Ana Yenilik NASA'nın Mars Misyonu Balık Tarafından Beslenebilir

NASA'nın Mars Misyonu Balık Tarafından Beslenebilir

Hangi Film Izlenecek?
 
BOSTON - 5 ŞUBAT: Bir dalgıç, New England Akvaryumu'nun Boston'daki sergilerinden birinde balıklar yüzerken yüzgeçlerinden görüldüğü gibi büyük tankta baş aşağı yüzüyor.Getty Images aracılığıyla David L. Ryan/Boston Globe



harry potter filmlerinin rickman'ı

Bir akvaryum Mars'a gitmemize yardımcı olabilir mi? Bir araştırma ekibi, gelecekteki uzun mesafeli uzay görevleri için en iyi protein kaynaklarını araştırıyor. Şimdiye kadar, cevap balık ve kabuklu deniz ürünleri gibi görünüyor.

Mevcut uzay görevleri, mürettebata yiyecek, su ve malzeme sağlamak için depolanan rasyonlara veya Dünya'dan ikmal misyonlarına bağlıdır. Ancak, Mars'a seyahat gibi daha uzun süreli görevler için bu sistem uygulanabilir olmayacaktır. Sonuç olarak, NASA şimdi astronotların önceden paketlenmiş rasyonlarını desteklemek için gemide kendi yiyeceklerini nasıl yetiştirebileceklerini ve hasat edebileceklerini araştırıyor.

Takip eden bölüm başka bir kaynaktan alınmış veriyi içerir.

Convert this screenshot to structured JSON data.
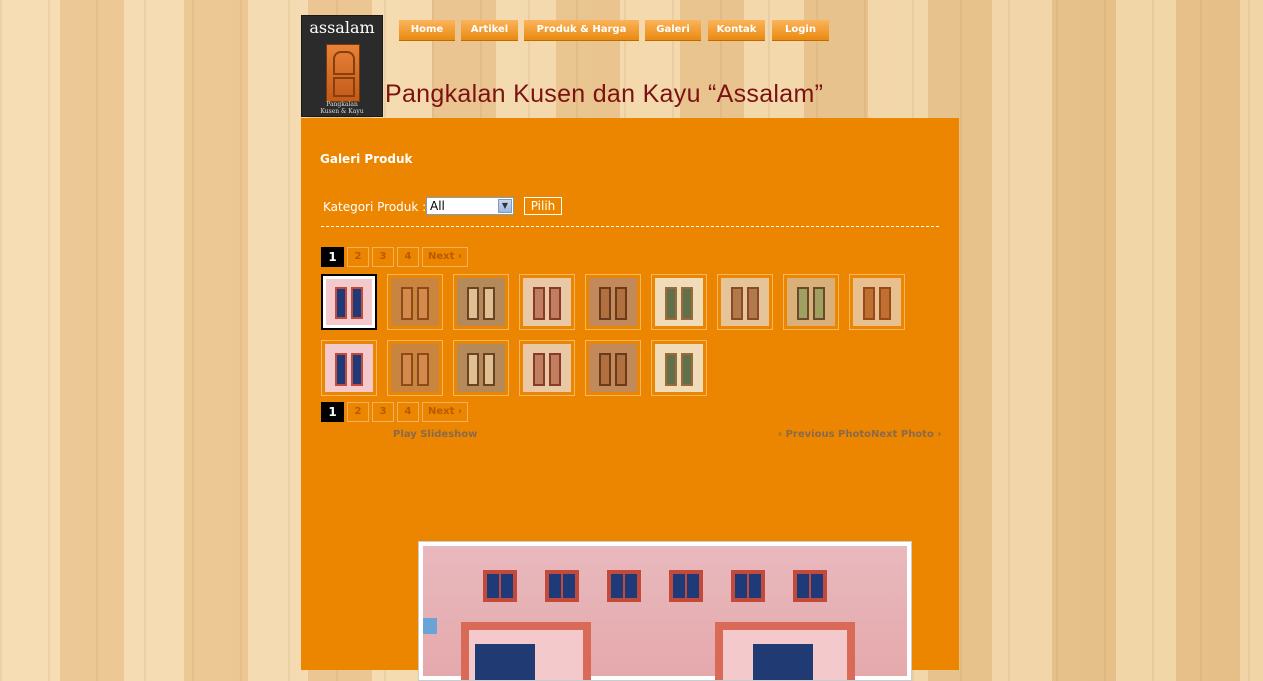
{
  "logo": {
    "title": "assalam",
    "subtitle_line1": "Pangkalan",
    "subtitle_line2": "Kusen & Kayu"
  },
  "nav": {
    "items": [
      "Home",
      "Artikel",
      "Produk & Harga",
      "Galeri",
      "Kontak",
      "Login"
    ]
  },
  "site_title": "Pangkalan Kusen dan Kayu “Assalam”",
  "gallery": {
    "title": "Galeri Produk",
    "category_label": "Kategori Produk :",
    "category_selected": "All",
    "submit_label": "Pilih",
    "pagination": {
      "pages": [
        "1",
        "2",
        "3",
        "4"
      ],
      "current": "1",
      "next_label": "Next ›"
    },
    "thumbnail_count": 15,
    "selected_thumbnail": 1,
    "play_slideshow": "Play Slideshow",
    "previous_photo": "‹ Previous Photo",
    "next_photo": "Next Photo ›"
  },
  "colors": {
    "accent": "#ec8600",
    "title_text": "#7a1212",
    "nav_button": "#f29d2a",
    "active_page": "#000000"
  }
}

Bitkiler yeterince kolay uzayda büyümek , ancak bir protein kaynağı bulmak çok daha büyük bir zorluktur. üzerinde çalışan Dr. Luke Roberson ve Dr. Tracy Fanara'ya göre, yeni araştırma çok disiplinli bilim adamlarından oluşan bir ekiple, anahtar yalnızca doğru türleri seçmek değil, aynı zamanda gelişebilecekleri bir ortam yaratmak ve sürdürmektir.

NASA'da Uçuş Araştırmaları için Kıdemli Baş Araştırmacı olan Dr. Roberson, ilk zorluk, hangi sistemlerin sürdürülebilir olabileceğini, mikro yerçekiminde çalışabileceğini ve Mars'a iki yıllık bir görev boyunca sürecek besin içeriğini sağlayabileceğini anlamaktır. Ayrıca kapalı bir ekosistemde genetik çeşitliliği korumanın ek bir zorluğu da var.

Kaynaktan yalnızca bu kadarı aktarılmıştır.